Ishiba, 68, has been head of a minority government since October last year, when he led the long-dominant Liberal Democratic Party (LDP) to its worst general election result in years.
The ruling coalition of the LDP and the smaller Komeito party could lose its majority in the upper house, too, on July 20 when 125 of the 248 seats are up for grabs.
Photo: EPA
If that happens, “Ishiba may need to step down, leading to a new LDP party leadership election and a new premiership election,” Doshisha University politics professor Toru Yoshida said.
However, “the opposition bloc ... don’t appear to be willing to align to take office”, he said, adding that “a grand coalition” between the LDP-Komeito bloc and the Constitutional Democratic Party of Japan (CDP) could emerge instead.
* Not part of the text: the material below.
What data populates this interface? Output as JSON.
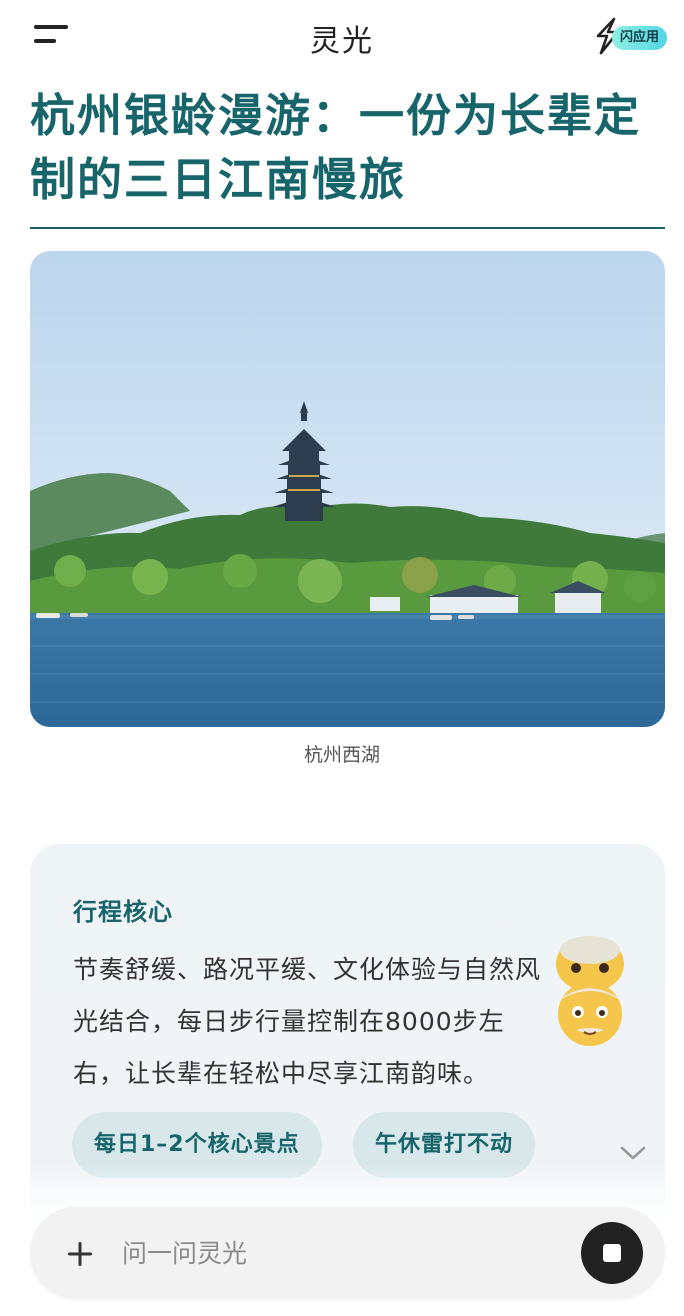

Voters are angry about inflation — rice prices have doubled in the past year — and corruption within the LDP. US tariffs are also causing unease among firms.
“We’ll save you from inflation,” CDP leader Yoshihiko Noda promised voters.
“Let’s change Japan, let’s overthrow the Ishiba administration,” Noda said in the southern prefecture of Miyazaki.
The LDP’s ruling coalition, which currently holds 141 upper house seats, needs to win at least 50 of the seats on offer to maintain its majority.
Smaller opposition parties could do well, including the Democratic Party for the People, which wants to cut sales taxes, and the anti-immigration Sanseito with its “Japanese First” slogan.